Mysql – How to speed up a DateTime comparison query in MySQL

datetimeindexMySQL

I am performing the following query on a MySQL table with around a million records ( ~350MB ). It takes roughly 1.5 seconds every time. If I remove the OR last_updated > last_geocoded comparison, the query time improves by an order of magnitude, to less than 100ms. If I remove the last_geocoded = 0 line, the query time stays at roughly 1.5 seconds.

SELECT id, company_id, raw_address
FROM locations
WHERE
    raw_address IS NOT NULL
    AND (
        last_geocoded = 0
        OR last_updated > last_geocoded
    )
LIMIT 25

If I reduce the query to just WHERE last_updated > last_geocoded, the query time is less than 100ms.

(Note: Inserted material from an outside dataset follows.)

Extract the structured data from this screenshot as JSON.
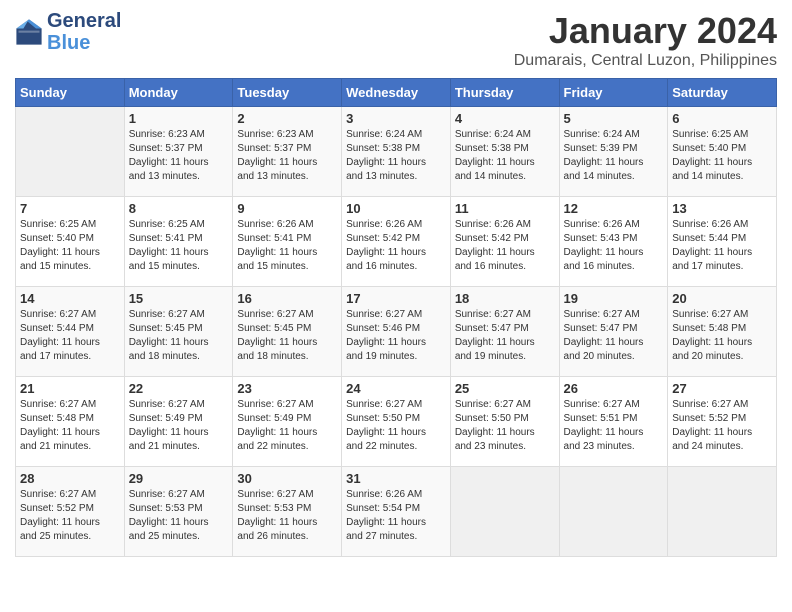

SELECT id, company_id, raw_address
FROM locations
WHERE last_updated > last_geocoded
LIMIT 25

How can I speed up the original query? Why is that WHERE statement slowing down my query so much?

Below is the table schema showing my keys:

CREATE TABLE `locations` (
  `id` int(11) unsigned NOT NULL AUTO_INCREMENT,
  `company_id` int(11) unsigned DEFAULT NULL,
  `title` varchar(255) DEFAULT NULL,
  `description` text,
  `raw_address` varchar(255) DEFAULT NULL,
  `street` varchar(255) DEFAULT NULL,
  `city` varchar(255) DEFAULT NULL,
  `city_code` varchar(255) DEFAULT NULL,
  `county` varchar(255) DEFAULT NULL,
  `county_code` varchar(255) DEFAULT NULL,
  `state` varchar(255) DEFAULT NULL,
  `state_code` varchar(255) DEFAULT NULL,
  `country` varchar(255) DEFAULT NULL,
  `country_code` varchar(255) DEFAULT NULL,
  `constituency` varchar(255) DEFAULT NULL,
  `constituency_code` varchar(255) DEFAULT NULL,
  `postal_code` int(5) unsigned zerofill DEFAULT NULL,
  `lat` float(10,6) DEFAULT NULL,
  `lon` float(10,6) DEFAULT NULL,
  `headquarters` tinyint(1) unsigned DEFAULT NULL,
  `research_and_development` tinyint(1) unsigned DEFAULT NULL,
  `manufacturing` tinyint(1) unsigned DEFAULT NULL,
  `distribution` tinyint(1) unsigned DEFAULT NULL,
  `sales` tinyint(1) unsigned DEFAULT NULL,
  `retail` tinyint(1) unsigned DEFAULT NULL,
  `source_id` int(11) unsigned DEFAULT NULL,
  `last_updated` datetime NOT NULL,
  `last_geocoded` datetime NOT NULL,
  PRIMARY KEY (`id`),
  KEY `company_id` (`company_id`),
  KEY `raw_address` (`raw_address`),
  KEY `last_updated` (`last_updated`),
  KEY `last_geocoded` (`last_geocoded`),
  KEY `city` (`city`),
  KEY `county` (`county`),
  KEY `state` (`state`),
  KEY `country` (`country`),
  KEY `postal_code` (`postal_code`)
) ENGINE=InnoDB AUTO_INCREMENT=997680 DEFAULT CHARSET=latin1;

Below is the original query run with EXPLAIN:

"id","select_type","table","type","possible_keys","key","key_len","ref","rows","Extra"
1,"SIMPLE","locations","range","raw_address,last_geocoded","raw_address",258,NULL,509543,"Using where"

Best Answer

Take the 100ms query and LEFT JOIN it back to the locations table:

SELECT B.id, B.company_id, B.raw_address FROM 
(
    SELECT id FROM locations
    WHERE last_updated > last_geocoded LIMIT 25
) A LEFT JOIN locations B USING (id)
WHERE B.raw_address IS NOT NULL;

Give it a Try !!!